"Rp300.000 di Tangan, Rp300 Juta di Hati"

                                                    

Beberapa waktu lalu, sebuah video muncul di FYP TikTok-ku. Video itu memperlihatkan seorang bapak anggota Satlinmas Semarang yang tersenyum begitu bahagia saat menerima gajinya.

Aku tidak tahu kenapa, tetapi melihat senyum beliau membuatku terharu.

Yang semakin membuatku terenyuh adalah ketika tahu bahwa gaji yang beliau terima hanya sebesar Rp300.000. Bukan Rp300 juta, tetapi kebahagiaan yang terpancar dari wajahnya seolah jauh lebih besar daripada nominal yang beliau terima.

Dari senyum beliau, aku kembali belajar tentang arti rasa syukur.

Ternyata, merasa cukup bukan selalu tentang seberapa banyak yang kita punya. Bukan tentang besar kecilnya nominal yang kita terima, tetapi tentang bagaimana kita memandang dan mensyukuri setiap rezeki yang Tuhan berikan.

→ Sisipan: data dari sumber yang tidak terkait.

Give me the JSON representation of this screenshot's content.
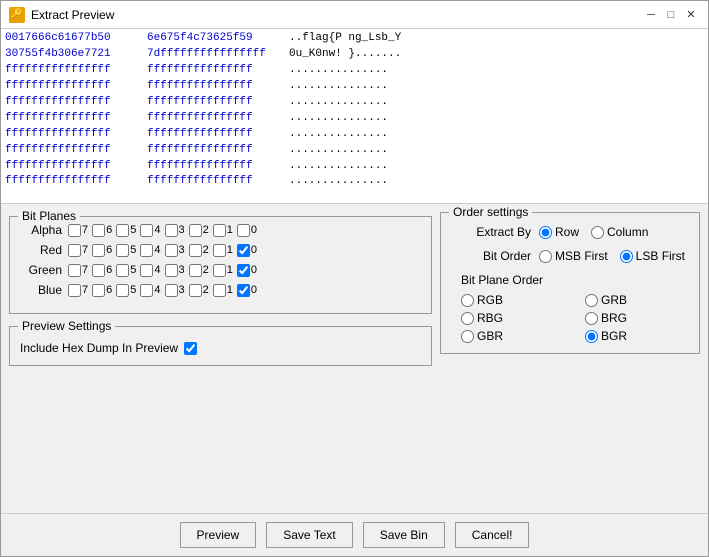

Mungkin bagi sebagian orang, Rp300.000 bukanlah jumlah yang besar. Tetapi bagi beliau, mungkin itu adalah rezeki yang sudah dinanti-nantikan selama beberapa bulan. Dan ketika akhirnya menerima, yang terlihat bukan keluhan karena jumlahnya sedikit, melainkan senyum bahagia dan rasa syukur yang begitu tulus.

Senyuman sederhana itu berhasil membuatku menangis. Bukan karena nominalnya, tetapi karena melihat betapa bahagianya seseorang atas sesuatu yang mungkin bagi orang lain dianggap kecil.

Kadang kita terlalu sibuk menghitung apa yang belum kita miliki, sampai lupa melihat begitu banyak hal yang sebenarnya sudah Tuhan berikan.

Dari beliau, kita belajar bahwa kebahagiaan tidak selalu datang dari banyaknya harta yang kita punya. Terkadang, kebahagiaan justru lahir dari hati yang mampu menerima, merasa cukup, dan bersyukur atas apa yang telah Tuhan titipkan.

Semoga kita semua bisa belajar dari senyum beliau. Belajar untuk lebih menghargai setiap rezeki, sekecil apa pun itu, dan tidak pernah lupa bersyukur.